Our expansion is a} ac b} bc.
I suspect the following:
Bash scans the expression and expands {a,b}. Since {} is not a valid brace expansion it's left untouched and since the remaining ,c} lacks an opening brace it's considered to be part of the postscript, too.
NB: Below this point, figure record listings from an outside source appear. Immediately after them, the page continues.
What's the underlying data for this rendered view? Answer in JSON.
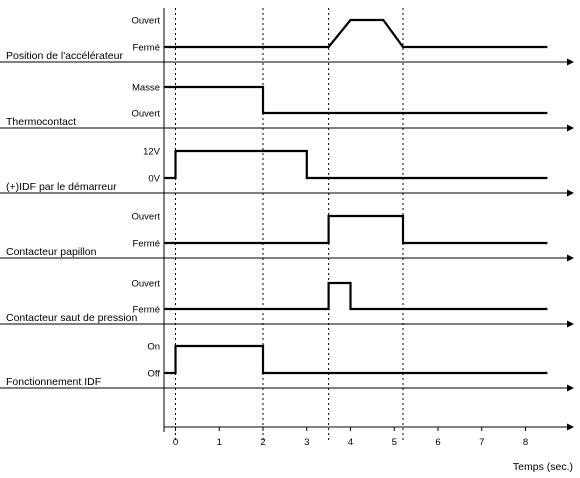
{
  "x_axis": {
    "title": "Temps (sec.)",
    "ticks": [
      "0",
      "1",
      "2",
      "3",
      "4",
      "5",
      "6",
      "7",
      "8"
    ]
  },
  "event_times": [
    0,
    2,
    3.5,
    5.2
  ],
  "signals": [
    {
      "name": "Position de l'accélérateur",
      "levels": [
        "Ouvert",
        "Fermé"
      ],
      "waveform": [
        [
          -0.25,
          0
        ],
        [
          3.5,
          0
        ],
        [
          4.0,
          1
        ],
        [
          4.75,
          1
        ],
        [
          5.2,
          0
        ],
        [
          8.5,
          0
        ]
      ]
    },
    {
      "name": "Thermocontact",
      "levels": [
        "Masse",
        "Ouvert"
      ],
      "waveform": [
        [
          -0.25,
          1
        ],
        [
          2.0,
          1
        ],
        [
          2.0,
          0
        ],
        [
          8.5,
          0
        ]
      ]
    },
    {
      "name": "(+)IDF par le démarreur",
      "levels": [
        "12V",
        "0V"
      ],
      "waveform": [
        [
          -0.25,
          0
        ],
        [
          0.0,
          0
        ],
        [
          0.0,
          1
        ],
        [
          3.0,
          1
        ],
        [
          3.0,
          0
        ],
        [
          8.5,
          0
        ]
      ]
    },
    {
      "name": "Contacteur papillon",
      "levels": [
        "Ouvert",
        "Fermé"
      ],
      "waveform": [
        [
          -0.25,
          0
        ],
        [
          3.5,
          0
        ],
        [
          3.5,
          1
        ],
        [
          5.2,
          1
        ],
        [
          5.2,
          0
        ],
        [
          8.5,
          0
        ]
      ]
    },
    {
      "name": "Contacteur saut de pression",
      "levels": [
        "Ouvert",
        "Fermé"
      ],
      "waveform": [
        [
          -0.25,
          0
        ],
        [
          3.5,
          0
        ],
        [
          3.5,
          1
        ],
        [
          4.0,
          1
        ],
        [
          4.0,
          0
        ],
        [
          8.5,
          0
        ]
      ]
    },
    {
      "name": "Fonctionnement IDF",
      "levels": [
        "On",
        "Off"
      ],
      "waveform": [
        [
          -0.25,
          0
        ],
        [
          0.0,
          0
        ],
        [
          0.0,
          1
        ],
        [
          2.0,
          1
        ],
        [
          2.0,
          0
        ],
        [
          8.5,
          0
        ]
      ]
    }
  ]
}
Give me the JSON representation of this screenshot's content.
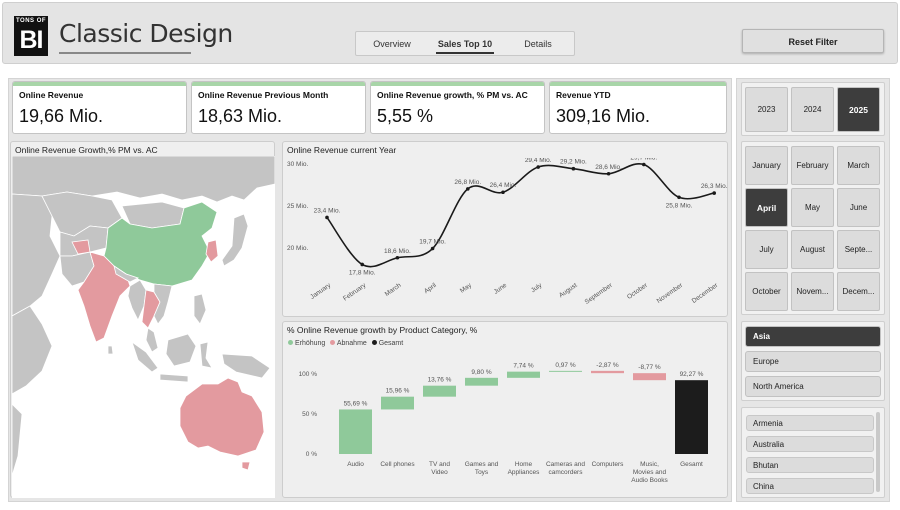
{
  "header": {
    "logo_top": "TONS OF",
    "logo_main": "BI",
    "title_bold": "Classic",
    "title_light": "Design",
    "tabs": [
      {
        "label": "Overview",
        "active": false
      },
      {
        "label": "Sales Top 10",
        "active": true
      },
      {
        "label": "Details",
        "active": false
      }
    ],
    "reset_label": "Reset Filter"
  },
  "kpis": [
    {
      "label": "Online Revenue",
      "value": "19,66 Mio."
    },
    {
      "label": "Online Revenue Previous Month",
      "value": "18,63 Mio."
    },
    {
      "label": "Online Revenue growth, % PM vs. AC",
      "value": "5,55 %"
    },
    {
      "label": "Revenue YTD",
      "value": "309,16 Mio."
    }
  ],
  "map": {
    "title": "Online Revenue Growth,% PM vs. AC",
    "colors": {
      "land": "#c4c4c4",
      "sea": "#ffffff",
      "increase": "#8fc99a",
      "decrease": "#e39a9f"
    }
  },
  "line_chart": {
    "title": "Online Revenue current Year",
    "ytick_labels": [
      "30 Mio.",
      "25 Mio.",
      "20 Mio."
    ]
  },
  "waterfall": {
    "title": "% Online Revenue growth by Product Category, %",
    "legend": [
      {
        "label": "Erhöhung",
        "color": "#8fc99a"
      },
      {
        "label": "Abnahme",
        "color": "#e39a9f"
      },
      {
        "label": "Gesamt",
        "color": "#1c1c1c"
      }
    ],
    "ytick_labels": [
      "100 %",
      "50 %",
      "0 %"
    ]
  },
  "chart_data": [
    {
      "type": "line",
      "title": "Online Revenue current Year",
      "categories": [
        "January",
        "February",
        "March",
        "April",
        "May",
        "June",
        "July",
        "August",
        "September",
        "October",
        "November",
        "December"
      ],
      "values": [
        23.4,
        17.8,
        18.6,
        19.7,
        26.8,
        26.4,
        29.4,
        29.2,
        28.6,
        29.7,
        25.8,
        26.3
      ],
      "data_labels": [
        "23,4 Mio.",
        "17,8 Mio.",
        "18,6 Mio.",
        "19,7 Mio.",
        "26,8 Mio.",
        "26,4 Mio.",
        "29,4 Mio.",
        "29,2 Mio.",
        "28,6 Mio.",
        "29,7 Mio.",
        "25,8 Mio.",
        "26,3 Mio."
      ],
      "ylim": [
        16,
        30
      ]
    },
    {
      "type": "bar",
      "subtype": "waterfall",
      "title": "% Online Revenue growth by Product Category, %",
      "categories": [
        "Audio",
        "Cell phones",
        "TV and Video",
        "Games and Toys",
        "Home Appliances",
        "Cameras and camcorders",
        "Computers",
        "Music, Movies and Audio Books",
        "Gesamt"
      ],
      "values": [
        55.69,
        15.96,
        13.76,
        9.8,
        7.74,
        0.97,
        -2.87,
        -8.77,
        92.27
      ],
      "data_labels": [
        "55,69 %",
        "15,96 %",
        "13,76 %",
        "9,80 %",
        "7,74 %",
        "0,97 %",
        "-2,87 %",
        "-8,77 %",
        "92,27 %"
      ],
      "kinds": [
        "increase",
        "increase",
        "increase",
        "increase",
        "increase",
        "increase",
        "decrease",
        "decrease",
        "total"
      ],
      "ylim": [
        0,
        100
      ]
    }
  ],
  "slicers": {
    "years": [
      {
        "label": "2023",
        "selected": false
      },
      {
        "label": "2024",
        "selected": false
      },
      {
        "label": "2025",
        "selected": true
      }
    ],
    "months": [
      {
        "label": "January",
        "selected": false
      },
      {
        "label": "February",
        "selected": false
      },
      {
        "label": "March",
        "selected": false
      },
      {
        "label": "April",
        "selected": true
      },
      {
        "label": "May",
        "selected": false
      },
      {
        "label": "June",
        "selected": false
      },
      {
        "label": "July",
        "selected": false
      },
      {
        "label": "August",
        "selected": false
      },
      {
        "label": "Septe...",
        "selected": false
      },
      {
        "label": "October",
        "selected": false
      },
      {
        "label": "Novem...",
        "selected": false
      },
      {
        "label": "Decem...",
        "selected": false
      }
    ],
    "regions": [
      {
        "label": "Asia",
        "selected": true
      },
      {
        "label": "Europe",
        "selected": false
      },
      {
        "label": "North America",
        "selected": false
      }
    ],
    "countries": [
      "Armenia",
      "Australia",
      "Bhutan",
      "China"
    ]
  }
}
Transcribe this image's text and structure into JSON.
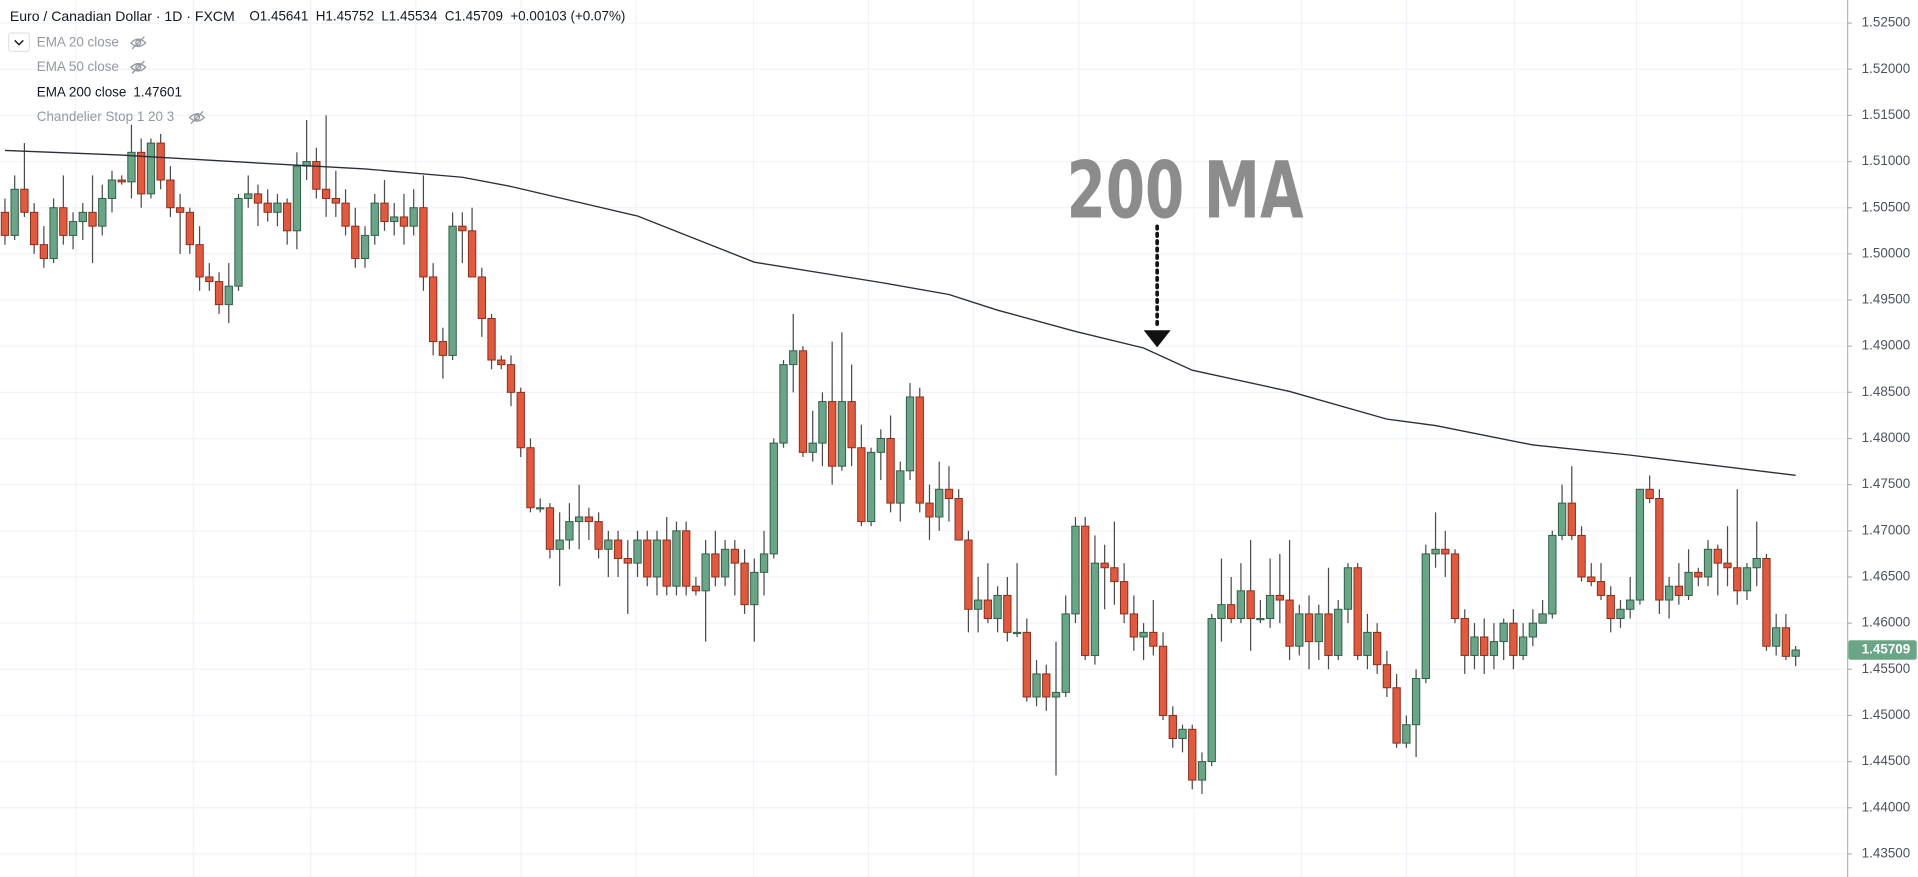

Hence Bash expands {a,b} with postscript {},c}.
We interpret {},c} as a brace expansion.
Interestingly {},c} (without the {a,b}) yields the same in both systems.
Can anyone confirm that?
After skimming the source code I think Bash works like I wrote in the last comment:
- It reads the preamble: The part until an opening brace with a matching closing brace.
- It reads until the matching closing brace.
- It looks at the text between the braces: If it contains a ',' expand it with "normal" brace expansion, if not try sequence expansion.
- If none succeeds treat the amble as normal text and proceed with the string following it (if there's any).
The interesting part of the source.
That seems right. However bash expands a{},c} to a} ac (which we do as well) so there's more to it.
I think this is the rule we don't implement right: https://git.savannah.gnu.org/cgit/bash.git/tree/braces.c#n710 To get this to work in parsec, we may need to keep state to be able to look back at the last character.
Actually maybe not, in {a,b}{},c} there's no whitespace that precedes the {}